4. Right of defense should have been given to the defendant:
In principle, the right of defense of the person against whom the enforcement of the decision is requested (defendant) should be provided, while the decision is rendered according to the laws of this country. It does not affect the enforceability of the decision by itself if the defendant has not been duly summoned or represented before that court, or the decision has been rendered in the defendant’s absence, contrary to the laws of the country in which the decision was made. However, if the defendant files an objection before the Turkish court against the request for enforcement based on one of the above-mentioned issues and proves its case, the decision cannot be enforced in Turkey.
The Procedure in Enforcement Cases
According to Article 53 of the IPCPC, the enforcement petition must include i) the original or a copy of the foreign court decision that has been duly approved by the authorities of that country and a certified translation of the decision, and ii) the document certified by the authorities of that country showing that the decision has been finalized, as well as its certified translation. In summary, it should be understood from this provision that the notarized and apostilled versions of the approved foreign court decision and the finalization certificate should be submitted together with their certified translations.
Pursuant to Article 55 of the IPCPC, the request for enforcement is examined and concluded according to the simple judgment procedure. A simple judgment procedure is regulated under Article 316 et al. of the Code of Civil Procedure and, unlike the written judgment procedure, the exchange of petitions stage is completed, together with the submission of the plaint petition and the response petition. The aim here is to conclude the case more quickly and practically because, in these cases, the Turkish court will not make a detailed examination as to the concrete incidents; it will only examine whether the foreign court decision, which is requested to be enforced, is capable of enforcement in terms of procedural requirements.
Prohibition of Revision
In enforcement cases, Turkish courts do not have the authority to examine and evaluate the accuracy of the procedure applied in the foreign court decision, or the material and legal determinations contained in the decision. Turkish courts may only examine whether the foreign court decision meets enforcement requirements in enforcement cases.

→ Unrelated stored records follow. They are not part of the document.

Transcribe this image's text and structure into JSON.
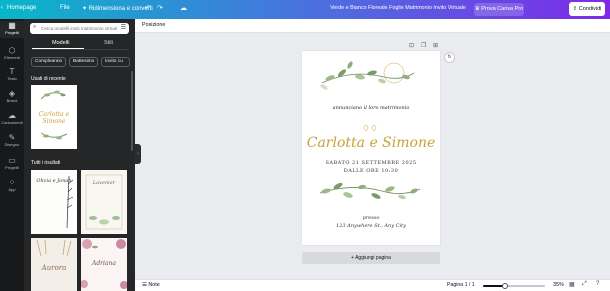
{
  "topbar": {
    "home": "Homepage",
    "file": "File",
    "resize": "Ridimensiona e converti",
    "doc_title": "Verde e Bianco Floreale Foglie Matrimonio Invito Virtuale",
    "pro": "Prova Canva Pro",
    "share": "Condividi"
  },
  "rail": [
    {
      "icon": "grid-icon",
      "glyph": "▦",
      "label": "Progetti"
    },
    {
      "icon": "shapes-icon",
      "glyph": "⬡",
      "label": "Elementi"
    },
    {
      "icon": "text-icon",
      "glyph": "T",
      "label": "Testo"
    },
    {
      "icon": "brand-icon",
      "glyph": "◈",
      "label": "Brand"
    },
    {
      "icon": "upload-icon",
      "glyph": "☁",
      "label": "Caricamenti"
    },
    {
      "icon": "draw-icon",
      "glyph": "✎",
      "label": "Disegno"
    },
    {
      "icon": "folder-icon",
      "glyph": "▭",
      "label": "Progetti"
    },
    {
      "icon": "apps-icon",
      "glyph": "⁘",
      "label": "App"
    }
  ],
  "panel": {
    "search_placeholder": "Cerca modelli inviti matrimonio virtuale",
    "tabs": [
      "Modelli",
      "Stili"
    ],
    "chips": [
      "Compleanno",
      "Battesimo",
      "Invito cu"
    ],
    "recent_title": "Usati di recente",
    "all_title": "Tutti i risultati",
    "recent_thumb": {
      "names": "Carlotta e Simone"
    },
    "results": [
      {
        "title": "Olivia e Jonah"
      },
      {
        "title": "Lavenier"
      },
      {
        "title": "Aurora"
      },
      {
        "title": "Adriana"
      }
    ]
  },
  "toolbar": {
    "position": "Posizione"
  },
  "invite": {
    "subtitle": "annunciano il loro matrimonio",
    "names": "Carlotta e Simone",
    "date": "SABATO 21 SETTEMBRE 2025",
    "time": "DALLE ORE 10:30",
    "place": "presso",
    "address": "123 Anywhere St., Any City"
  },
  "canvas": {
    "add_page": "+ Aggiungi pagina"
  },
  "bottombar": {
    "notes": "Note",
    "page": "Pagina 1 / 1",
    "zoom": "35%",
    "zoom_level": 0.35
  },
  "colors": {
    "accent": "#7d2ae8",
    "gold": "#c9a13a",
    "panel": "#252627"
  }
}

For this reason, it is not possible and appropriate for claims regarding the fact that the material event and the legal findings that are the subject of the foreign court decision have been incorrectly evaluated by the foreign court, nor are the demands that they should be re-examined by Turkish court (such as the IP right infringement and unfair competition claims and reduction of the compensation amount requests, etc.) to be accepted in enforcement proceedings.
The Impact of the Enforcement Decision
In presence of the conditions sought by the IPCPC, it is possible to enforce a foreign court decision partially or entirely. If a foreign court decision is enforced, this decision will be treated as if it is a Turkish court decision, and it will have the same consequences as a Turkish court decision. In the case of enforcement of a foreign court decision related to the payment of compensation arisen from IP rights, the decision may be executed in Turkey.